Glia AI  runs on the same security infrastructure as the rest of the Glia platform—SOC 2 Type 2, PCI-DSS, GDPR, and HIPAA compliant, with PII protection and triple hot redundant infrastructure. For financial institutions where trust is the product, that architecture is a requirement, not a feature.

The front line is getting stronger

The fear embedded in headlines like this one—that AI is coming for banking jobs—misreads what is actually happening at the institutions deploying these tools.

The tellers and agents whose work AI is changing are not being replaced. The most routine, most repetitive, least satisfying portions of their work are absorbed by a virtual workforce that never tires and never needs to be hired. What remains is the work that required a person all along: the conversation that needed judgment, the member who needed empathy, the situation that did not fit any script.

Sarah Zinga, Vice President of Digital Solutions at Service 1st, described what the shift produced for her team: "With the time saved using Glia's suite of AI solutions, we can now provide more coaching and training for agents. They're also now more involved in committees within the contact center. Instead of just going call after call, they now feel better as an all-around employee."

Financial institutions that deploy frontline AI will end up with teams doing better work—handling more volume, serving more members and customers, building more relationships, with fewer of the transactional interactions that made the job feel like a call queue rather than a career. Every interaction the AI handles trains the system, and every agent becomes more effective. Acting now builds an efficiency advantage that compounds, and the gap between institutions that have deployed this technology and those that have not is widening.

Ready to see what this looks like for your institution? Request a demo from Glia.

Frequently asked questions

What is an AI banking teller and how does it work?

An AI banking teller is a AI virtual assistant that handles customer and member inquiries—balance checks, card activations, transfer requests, account status questions—through voice or digital channels, without routing to a live agent. Glia Banker is built on a library of banking-specific user goals, delivering accurate, compliant answers at scale. When a question requires a human, the system routes the interaction to a live agent with full context transferred.

Can AI replace call center agents at a bank or credit union?

AI handles the category of inquiries that make up the majority of contact center volume—routine, Tier-1 requests with predictable resolution paths. Glia's data shows AI can handle more than 80% of calls without human involvement. That shifts agents toward Tier-2 and Tier-3 interactions requiring judgment, empathy, and complex problem-solving—and equips them with tools that make them significantly more effective in those interactions.

How do banks use AI to improve frontline efficiency?

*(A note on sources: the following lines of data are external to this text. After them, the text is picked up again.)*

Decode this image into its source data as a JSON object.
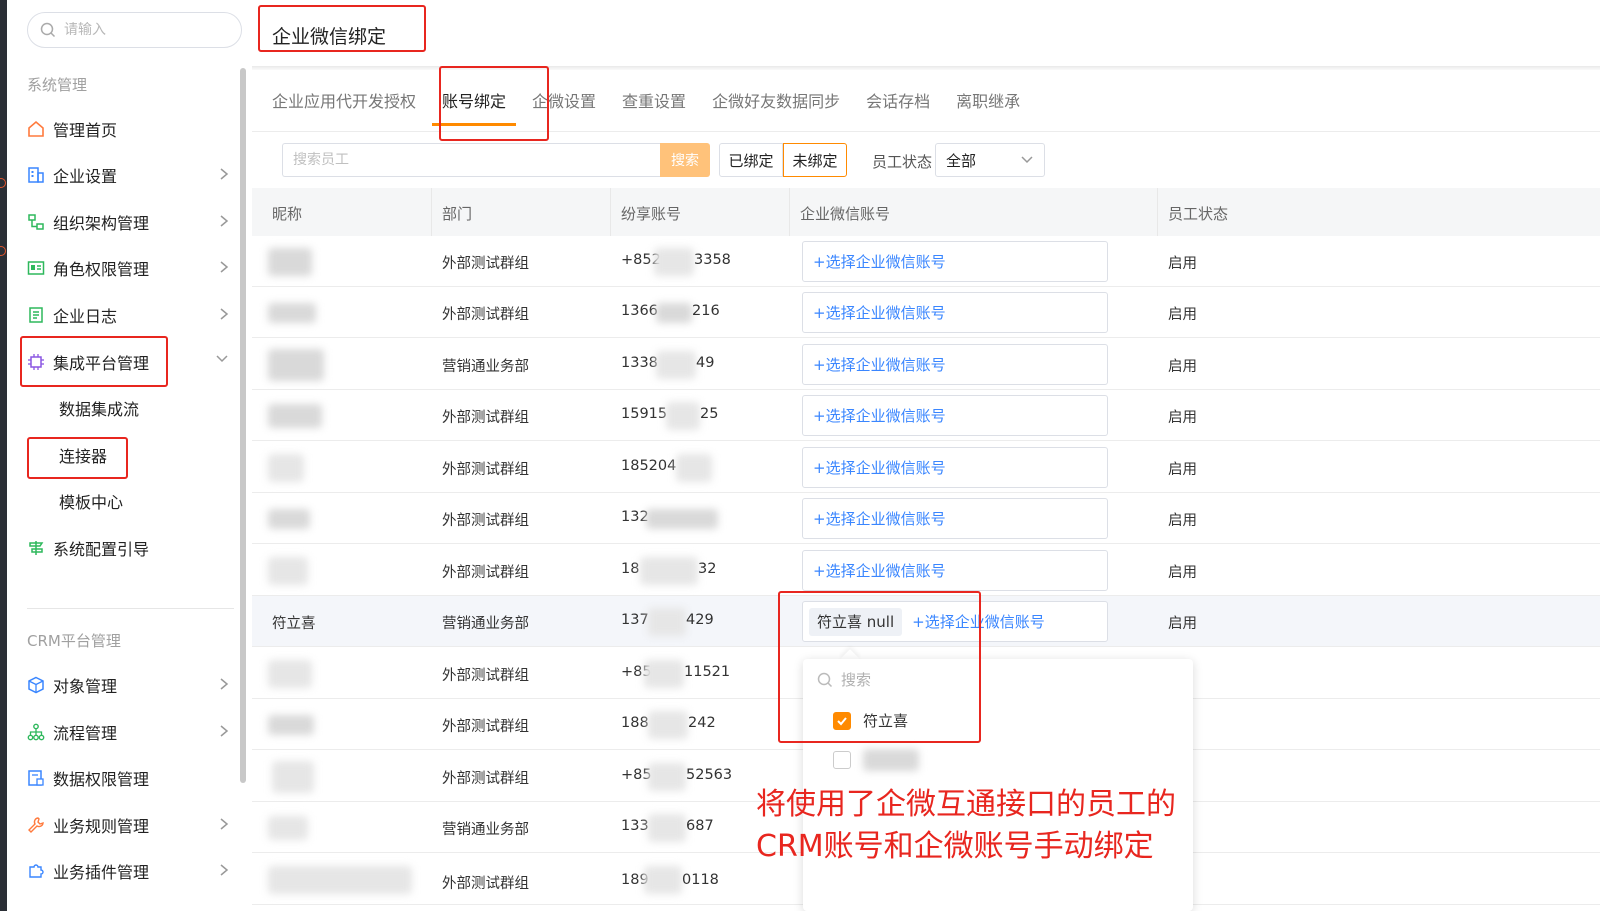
{
  "sidebar": {
    "search_placeholder": "请输入",
    "group_system": "系统管理",
    "group_crm": "CRM平台管理",
    "items": [
      {
        "label": "管理首页"
      },
      {
        "label": "企业设置"
      },
      {
        "label": "组织架构管理"
      },
      {
        "label": "角色权限管理"
      },
      {
        "label": "企业日志"
      },
      {
        "label": "集成平台管理"
      },
      {
        "label": "系统配置引导"
      },
      {
        "label": "对象管理"
      },
      {
        "label": "流程管理"
      },
      {
        "label": "数据权限管理"
      },
      {
        "label": "业务规则管理"
      },
      {
        "label": "业务插件管理"
      }
    ],
    "subitems": [
      {
        "label": "数据集成流"
      },
      {
        "label": "连接器"
      },
      {
        "label": "模板中心"
      }
    ]
  },
  "header": {
    "title": "企业微信绑定"
  },
  "tabs": [
    {
      "label": "企业应用代开发授权"
    },
    {
      "label": "账号绑定"
    },
    {
      "label": "企微设置"
    },
    {
      "label": "查重设置"
    },
    {
      "label": "企微好友数据同步"
    },
    {
      "label": "会话存档"
    },
    {
      "label": "离职继承"
    }
  ],
  "filter": {
    "search_placeholder": "搜索员工",
    "search_button": "搜索",
    "bound": "已绑定",
    "unbound": "未绑定",
    "status_label": "员工状态",
    "status_value": "全部"
  },
  "table": {
    "columns": [
      "昵称",
      "部门",
      "纷享账号",
      "企业微信账号",
      "员工状态"
    ],
    "select_label": "+选择企业微信账号",
    "rows": [
      {
        "nickname": "",
        "dept": "外部测试群组",
        "acct_a": "+852",
        "acct_b": "3358",
        "status": "启用"
      },
      {
        "nickname": "",
        "dept": "外部测试群组",
        "acct_a": "1366",
        "acct_b": "216",
        "status": "启用"
      },
      {
        "nickname": "",
        "dept": "营销通业务部",
        "acct_a": "1338",
        "acct_b": "49",
        "status": "启用"
      },
      {
        "nickname": "",
        "dept": "外部测试群组",
        "acct_a": "15915",
        "acct_b": "25",
        "status": "启用"
      },
      {
        "nickname": "",
        "dept": "外部测试群组",
        "acct_a": "185204",
        "acct_b": "",
        "status": "启用"
      },
      {
        "nickname": "",
        "dept": "外部测试群组",
        "acct_a": "132",
        "acct_b": "",
        "status": "启用"
      },
      {
        "nickname": "",
        "dept": "外部测试群组",
        "acct_a": "18",
        "acct_b": "32",
        "status": "启用"
      },
      {
        "nickname": "符立喜",
        "dept": "营销通业务部",
        "acct_a": "137",
        "acct_b": "429",
        "status": "启用",
        "tag": "符立喜 null"
      },
      {
        "nickname": "",
        "dept": "外部测试群组",
        "acct_a": "+85",
        "acct_b": "11521",
        "status": ""
      },
      {
        "nickname": "",
        "dept": "外部测试群组",
        "acct_a": "188",
        "acct_b": "242",
        "status": ""
      },
      {
        "nickname": "",
        "dept": "外部测试群组",
        "acct_a": "+85",
        "acct_b": "52563",
        "status": ""
      },
      {
        "nickname": "",
        "dept": "营销通业务部",
        "acct_a": "133",
        "acct_b": "687",
        "status": ""
      },
      {
        "nickname": "",
        "dept": "外部测试群组",
        "acct_a": "189",
        "acct_b": "0118",
        "status": ""
      }
    ]
  },
  "dropdown": {
    "search_placeholder": "搜索",
    "options": [
      {
        "label": "符立喜",
        "checked": true
      },
      {
        "label": "",
        "checked": false
      }
    ]
  },
  "annotation": {
    "line1": "将使用了企微互通接口的员工的",
    "line2": "CRM账号和企微账号手动绑定"
  },
  "colors": {
    "accent": "#ff8a00",
    "link": "#3a86ff",
    "highlight": "#e8261f"
  }
}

Financial institutions use AI across the full interaction journey: virtual assistants handle routine inquiries, give agents the information they need to reduce handle time and automate documentation. This real-time coaching raises performance during calls, and AI analysts give managers instant insight into quality, compliance, and sentiment across every interaction. Service 1st Federal Credit Union saw a 96% reduction in call abandonment rate, a 91% drop in average wait time, and 69 hours of agent time saved per week—without adding headcount.

What is the difference between AI automation and AI augmentation for bank staff?

utomation refers to AI handling interactions end-to-end—banking AI that resolves a routine inquiry without a human in the loop. Augmentation refers to AI enhancing the performance of human agents—surfacing relevant information mid-call, drafting the post-call summary, and flagging better response options in real time.